Serving ideas: Finish with a drizzle of warm almond butter or a handful of toasted walnuts for crunch and healthy fats. Want it dairy-free? Use coconut yogurt and a plant protein powder. For extra fiber, add 1 tablespoon psyllium husk and let it sit 2 minutes to thicken.
Smart Smoothie Tips
Use 100% pumpkin puree (not pie filling). Keep a few 1/2-cup portions in the freezer for grab-and-blend convenience. If you want them colder and thicker, freeze your pumpkin in silicone molds or ice cube trays.

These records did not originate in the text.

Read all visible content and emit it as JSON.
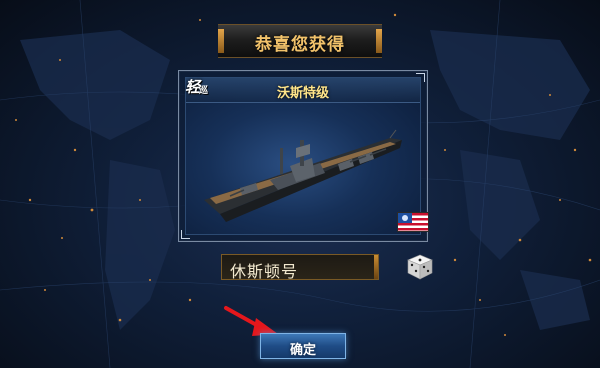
{
  "dialog": {
    "title": "恭喜您获得",
    "ship_card": {
      "class_badge_main": "轻",
      "class_badge_sub": "巡",
      "ship_class": "沃斯特级",
      "nation_flag": "usa-flag-icon"
    },
    "ship_name_value": "休斯顿号",
    "randomize_icon": "dice-icon",
    "confirm_label": "确定",
    "annotation_icon": "red-arrow-icon"
  },
  "colors": {
    "title_gold": "#f2c36b",
    "ship_class_yellow": "#ffe58a",
    "button_blue": "#1f4c86",
    "arrow_red": "#e5171c"
  }
}
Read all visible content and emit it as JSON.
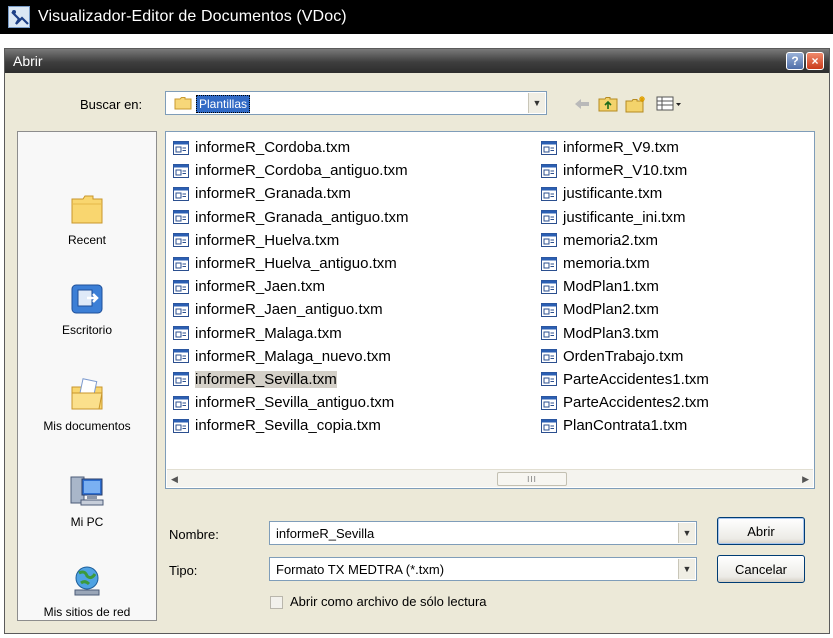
{
  "app": {
    "title": "Visualizador-Editor de Documentos (VDoc)"
  },
  "dialog": {
    "title": "Abrir",
    "help_label": "?",
    "close_label": "×",
    "lookin_label": "Buscar en:",
    "lookin_value": "Plantillas"
  },
  "places": [
    {
      "label": "Recent",
      "icon": "recent-folder-icon"
    },
    {
      "label": "Escritorio",
      "icon": "desktop-icon"
    },
    {
      "label": "Mis documentos",
      "icon": "my-documents-icon"
    },
    {
      "label": "Mi PC",
      "icon": "my-computer-icon"
    },
    {
      "label": "Mis sitios de red",
      "icon": "network-places-icon"
    }
  ],
  "files": {
    "column1": [
      "informeR_Cordoba.txm",
      "informeR_Cordoba_antiguo.txm",
      "informeR_Granada.txm",
      "informeR_Granada_antiguo.txm",
      "informeR_Huelva.txm",
      "informeR_Huelva_antiguo.txm",
      "informeR_Jaen.txm",
      "informeR_Jaen_antiguo.txm",
      "informeR_Malaga.txm",
      "informeR_Malaga_nuevo.txm",
      "informeR_Sevilla.txm",
      "informeR_Sevilla_antiguo.txm",
      "informeR_Sevilla_copia.txm"
    ],
    "column2": [
      "informeR_V9.txm",
      "informeR_V10.txm",
      "justificante.txm",
      "justificante_ini.txm",
      "memoria2.txm",
      "memoria.txm",
      "ModPlan1.txm",
      "ModPlan2.txm",
      "ModPlan3.txm",
      "OrdenTrabajo.txm",
      "ParteAccidentes1.txm",
      "ParteAccidentes2.txm",
      "PlanContrata1.txm"
    ],
    "selected": "informeR_Sevilla.txm"
  },
  "scrollbar": {
    "thumb_grip": "III"
  },
  "form": {
    "name_label": "Nombre:",
    "name_value": "informeR_Sevilla",
    "type_label": "Tipo:",
    "type_value": "Formato TX MEDTRA (*.txm)",
    "readonly_label": "Abrir como archivo de sólo lectura",
    "readonly_checked": false,
    "open_button": "Abrir",
    "cancel_button": "Cancelar"
  },
  "colors": {
    "app_titlebar": "#000000",
    "dialog_bg": "#ece9d8",
    "selection": "#316ac5",
    "field_border": "#7f9db9"
  }
}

For protein powders: whey blends super smooth; pea and brown rice can be slightly thicker, so add an extra splash of milk. If your smoothie tastes flat, a pinch of salt and a hit of acid (lemon or apple cider vinegar) wake up the flavors.

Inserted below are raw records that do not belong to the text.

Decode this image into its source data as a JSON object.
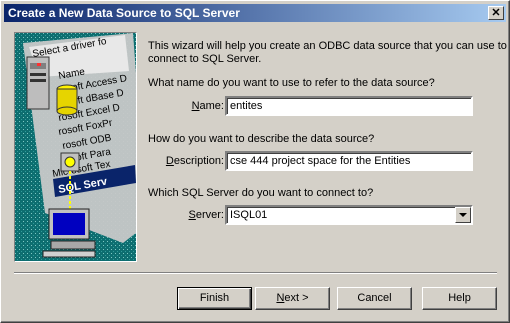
{
  "window": {
    "title": "Create a New Data Source to SQL Server",
    "close_glyph": "✕"
  },
  "art": {
    "list_header": "Select a driver fo",
    "list_items": [
      "Name",
      "rosoft Access D",
      "rosoft dBase D",
      "rosoft Excel D",
      "rosoft FoxPr",
      "rosoft ODB",
      "rosoft Para",
      "Microsoft Tex"
    ],
    "selected_item": "SQL Serv"
  },
  "intro": {
    "line1": "This wizard will help you create an ODBC data source that you can use to",
    "line2": "connect to SQL Server."
  },
  "name_section": {
    "question": "What name do you want to use to refer to the data source?",
    "label_u": "N",
    "label_rest": "ame:",
    "value": "entites"
  },
  "description_section": {
    "question": "How do you want to describe the data source?",
    "label_u": "D",
    "label_rest": "escription:",
    "value": "cse 444  project space for the Entities"
  },
  "server_section": {
    "question": "Which SQL Server do you want to connect to?",
    "label_u": "S",
    "label_rest": "erver:",
    "value": "ISQL01"
  },
  "buttons": {
    "finish": "Finish",
    "next_u": "N",
    "next_rest": "ext >",
    "cancel": "Cancel",
    "help": "Help"
  }
}
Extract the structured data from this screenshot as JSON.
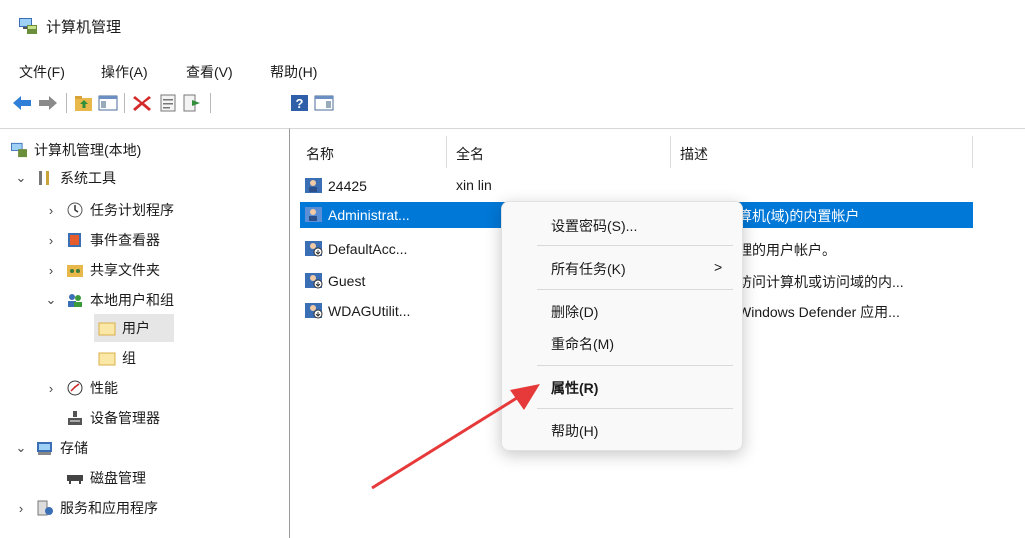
{
  "app": {
    "title": "计算机管理"
  },
  "menu": [
    "文件(F)",
    "操作(A)",
    "查看(V)",
    "帮助(H)"
  ],
  "tree": {
    "root": "计算机管理(本地)",
    "system_tools": "系统工具",
    "task_scheduler": "任务计划程序",
    "event_viewer": "事件查看器",
    "shared_folders": "共享文件夹",
    "local_users_groups": "本地用户和组",
    "users": "用户",
    "groups": "组",
    "performance": "性能",
    "device_manager": "设备管理器",
    "storage": "存储",
    "disk_management": "磁盘管理",
    "services_apps": "服务和应用程序"
  },
  "columns": {
    "name": "名称",
    "fullname": "全名",
    "description": "描述"
  },
  "users": [
    {
      "name": "24425",
      "fullname": "xin lin",
      "description": ""
    },
    {
      "name": "Administrat...",
      "fullname": "",
      "description": "算机(域)的内置帐户"
    },
    {
      "name": "DefaultAcc...",
      "fullname": "",
      "description": "理的用户帐户。"
    },
    {
      "name": "Guest",
      "fullname": "",
      "description": "访问计算机或访问域的内..."
    },
    {
      "name": "WDAGUtilit...",
      "fullname": "",
      "description": "Windows Defender 应用..."
    }
  ],
  "context_menu": {
    "set_password": "设置密码(S)...",
    "all_tasks": "所有任务(K)",
    "submenu_arrow": ">",
    "delete": "删除(D)",
    "rename": "重命名(M)",
    "properties": "属性(R)",
    "help": "帮助(H)"
  },
  "colors": {
    "selection": "#0078d7",
    "arrow": "#e63a3a"
  }
}
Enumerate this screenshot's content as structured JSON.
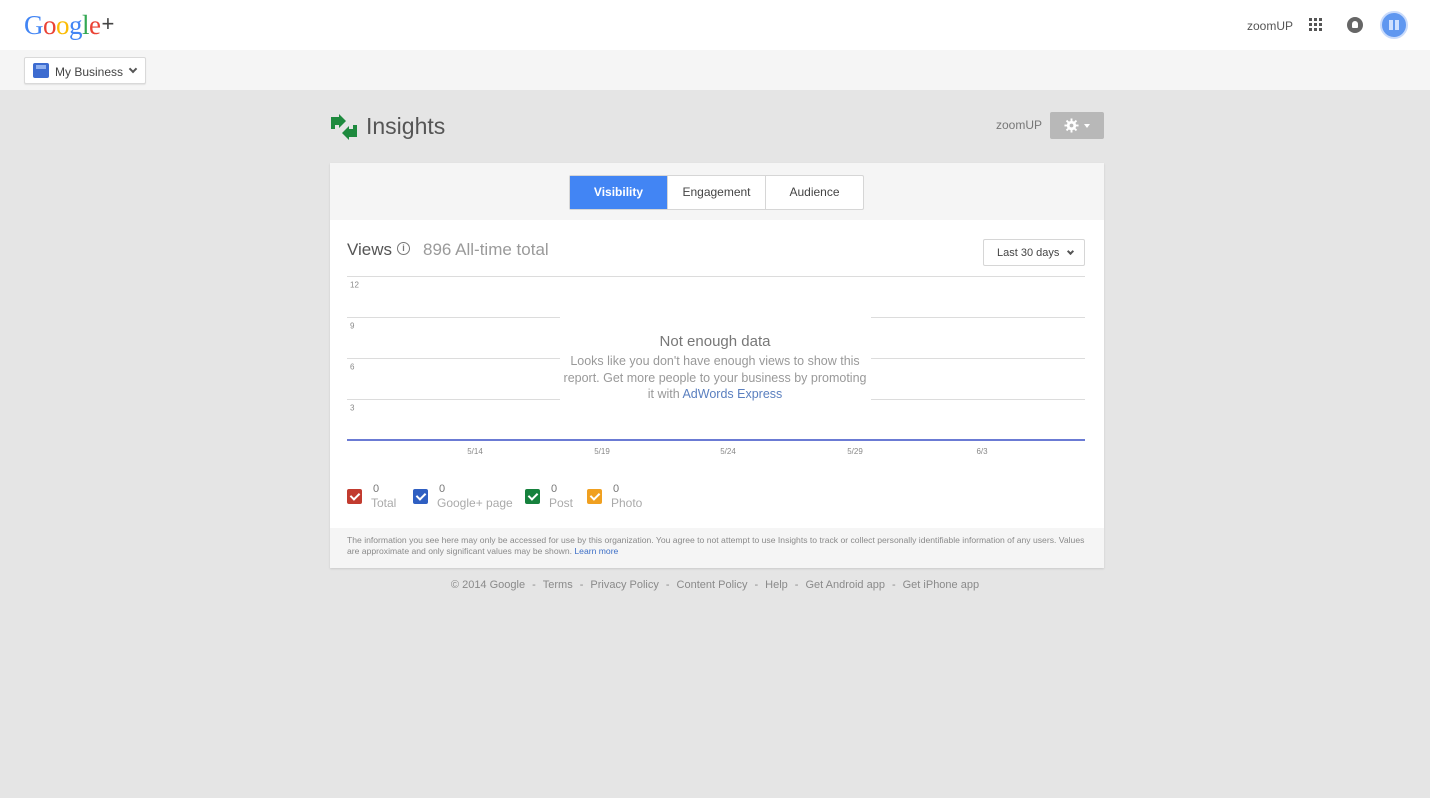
{
  "topbar": {
    "logo_letters": [
      "G",
      "o",
      "o",
      "g",
      "l",
      "e"
    ],
    "logo_plus": "+",
    "user_name": "zoomUP"
  },
  "subbar": {
    "business_label": "My Business"
  },
  "header": {
    "title": "Insights",
    "user_name": "zoomUP"
  },
  "tabs": [
    {
      "label": "Visibility",
      "active": true
    },
    {
      "label": "Engagement",
      "active": false
    },
    {
      "label": "Audience",
      "active": false
    }
  ],
  "views": {
    "title": "Views",
    "info_glyph": "i",
    "total": "896 All-time total",
    "range": "Last 30 days"
  },
  "chart_data": {
    "type": "line",
    "title": "",
    "xlabel": "",
    "ylabel": "",
    "y_ticks": [
      "12",
      "9",
      "6",
      "3"
    ],
    "x_ticks": [
      "5/14",
      "5/19",
      "5/24",
      "5/29",
      "6/3"
    ],
    "ylim": [
      0,
      12
    ],
    "grid": true,
    "series": [],
    "baseline_color": "#6b7bd4"
  },
  "no_data": {
    "title": "Not enough data",
    "text": "Looks like you don't have enough views to show this report. Get more people to your business by promoting it with ",
    "link": "AdWords Express"
  },
  "legend": [
    {
      "value": "0",
      "label": "Total",
      "color": "#c23b2f"
    },
    {
      "value": "0",
      "label": "Google+ page",
      "color": "#2f5fc2"
    },
    {
      "value": "0",
      "label": "Post",
      "color": "#16813d"
    },
    {
      "value": "0",
      "label": "Photo",
      "color": "#f0a020"
    }
  ],
  "disclaimer": {
    "text": "The information you see here may only be accessed for use by this organization. You agree to not attempt to use Insights to track or collect personally identifiable information of any users. Values are approximate and only significant values may be shown. ",
    "link": "Learn more"
  },
  "footer": {
    "links": [
      "© 2014 Google",
      "Terms",
      "Privacy Policy",
      "Content Policy",
      "Help",
      "Get Android app",
      "Get iPhone app"
    ],
    "separator": "-"
  }
}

Meal-prep hack: Build smoothie packs in freezer bags with fruit, pumpkin, spices, and greens. In the morning, dump into the blender, add milk and protein, and you’re 60 seconds from breakfast.
Nutrition Snapshot (Approximate)
Each recipe lands roughly in the 25–40 g protein range depending on your powder and add-ins, with fiber from pumpkin, seeds, and oats to keep you full. You can lighten them by skipping nut butters or sweeteners, or bulk them up with yogurt or cottage cheese.
That’s your pumpkin protein lineup—five blends that are cozy, quick, and totally crave-worthy. Pick one to start tomorrow morning, then rotate through the week. Your blender’s about to earn its keep.